Artificial intelligence able to detect suicidal tendencies from brain scans
|Reuters Photo


Researchers from Carnegie Mellon University have suggested that artificial intelligence (AI) could be used to detect suicidal tendencies using brain scans.

According to a paper published in this week's Nature Human Behavior, the study at Carnegie Mellon University with a total of 34 participants used different words to trigger positive or negative emotions.

Seventeen of the 34 participants were chosen from a group of suicidal patients, while the remaining half formed the control group.

During the experiment, participants underwent functional magnetic resonance imaging (fMRI) so that activities in the brain could be monitored.

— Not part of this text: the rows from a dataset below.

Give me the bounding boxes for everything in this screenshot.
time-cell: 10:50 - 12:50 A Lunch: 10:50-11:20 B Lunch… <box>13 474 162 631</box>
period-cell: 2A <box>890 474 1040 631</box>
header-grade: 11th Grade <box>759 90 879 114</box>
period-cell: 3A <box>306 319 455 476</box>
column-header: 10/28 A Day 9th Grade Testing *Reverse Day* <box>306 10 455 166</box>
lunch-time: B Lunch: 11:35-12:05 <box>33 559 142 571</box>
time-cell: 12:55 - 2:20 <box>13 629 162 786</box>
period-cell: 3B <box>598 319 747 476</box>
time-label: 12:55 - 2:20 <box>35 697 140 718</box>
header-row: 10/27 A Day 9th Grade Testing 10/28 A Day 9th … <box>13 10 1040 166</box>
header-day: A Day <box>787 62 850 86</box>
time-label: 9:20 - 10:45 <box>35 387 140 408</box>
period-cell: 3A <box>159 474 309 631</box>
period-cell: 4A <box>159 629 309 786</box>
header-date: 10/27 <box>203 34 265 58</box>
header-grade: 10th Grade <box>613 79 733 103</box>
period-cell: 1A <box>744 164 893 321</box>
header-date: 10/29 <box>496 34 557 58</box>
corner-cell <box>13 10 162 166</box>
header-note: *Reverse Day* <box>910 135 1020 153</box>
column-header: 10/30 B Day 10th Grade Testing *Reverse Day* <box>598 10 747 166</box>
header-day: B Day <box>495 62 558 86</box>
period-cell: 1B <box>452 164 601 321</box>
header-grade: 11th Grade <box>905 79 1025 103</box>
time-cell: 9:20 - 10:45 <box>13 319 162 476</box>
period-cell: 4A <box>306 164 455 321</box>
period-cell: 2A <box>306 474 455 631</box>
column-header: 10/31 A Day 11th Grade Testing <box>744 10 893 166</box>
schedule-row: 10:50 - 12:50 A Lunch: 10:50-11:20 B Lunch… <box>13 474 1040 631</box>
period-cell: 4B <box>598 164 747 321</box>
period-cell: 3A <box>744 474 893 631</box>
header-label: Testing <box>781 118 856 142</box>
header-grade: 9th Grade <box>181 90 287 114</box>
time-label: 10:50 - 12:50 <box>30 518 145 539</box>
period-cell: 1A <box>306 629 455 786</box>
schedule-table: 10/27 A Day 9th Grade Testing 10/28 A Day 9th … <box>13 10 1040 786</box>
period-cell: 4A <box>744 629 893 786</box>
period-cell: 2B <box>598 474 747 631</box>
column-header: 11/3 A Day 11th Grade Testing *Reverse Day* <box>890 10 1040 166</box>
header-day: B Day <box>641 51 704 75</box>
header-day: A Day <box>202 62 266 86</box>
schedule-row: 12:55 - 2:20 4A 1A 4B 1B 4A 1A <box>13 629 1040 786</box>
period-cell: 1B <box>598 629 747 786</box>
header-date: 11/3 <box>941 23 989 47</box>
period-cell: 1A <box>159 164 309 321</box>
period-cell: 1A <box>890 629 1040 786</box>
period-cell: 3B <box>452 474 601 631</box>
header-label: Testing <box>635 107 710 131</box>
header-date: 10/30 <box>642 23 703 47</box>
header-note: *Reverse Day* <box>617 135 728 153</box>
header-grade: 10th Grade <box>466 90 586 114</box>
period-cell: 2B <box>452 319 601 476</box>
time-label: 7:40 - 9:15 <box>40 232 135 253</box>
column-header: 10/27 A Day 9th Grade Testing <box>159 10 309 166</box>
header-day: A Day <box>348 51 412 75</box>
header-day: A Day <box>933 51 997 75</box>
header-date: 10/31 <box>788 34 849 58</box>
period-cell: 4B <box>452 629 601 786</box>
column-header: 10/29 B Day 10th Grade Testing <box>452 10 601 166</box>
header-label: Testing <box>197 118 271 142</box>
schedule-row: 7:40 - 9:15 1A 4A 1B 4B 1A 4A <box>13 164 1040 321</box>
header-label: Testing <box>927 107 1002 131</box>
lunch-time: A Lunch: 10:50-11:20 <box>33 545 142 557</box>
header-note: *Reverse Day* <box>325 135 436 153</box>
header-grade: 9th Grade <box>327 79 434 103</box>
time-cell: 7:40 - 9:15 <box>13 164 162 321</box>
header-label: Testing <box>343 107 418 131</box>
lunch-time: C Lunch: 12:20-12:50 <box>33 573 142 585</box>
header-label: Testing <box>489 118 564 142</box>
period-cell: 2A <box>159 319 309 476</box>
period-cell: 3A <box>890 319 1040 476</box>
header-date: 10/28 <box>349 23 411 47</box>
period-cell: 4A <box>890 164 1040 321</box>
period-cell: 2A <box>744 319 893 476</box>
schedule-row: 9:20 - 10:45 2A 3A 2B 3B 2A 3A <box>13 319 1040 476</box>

The paper said that artificial intelligence was able to train an algorithm to spot suicidal tendencies after five regions in the brain were identified as "suicidal."

The algorithm successfully detected 15 out of the 17 suicidal patients.

Researchers went a step further by developing a new AI algorithm to distinguish between those who already attempted suicide, and those who only thought about it.

Nature Human Behavior reported that the second algorithm was again able to correctly classify 16 of the 17 patients.

With these new developments, researchers will be able to analyze how healthy and suicidal brains respond to hearing, for example, the word "death."

Diagnosis in this area is especially difficult, as doctors need at least five of the nine accepted symptoms to say that a person suffers from depression, but do not compare similar symptoms among patients.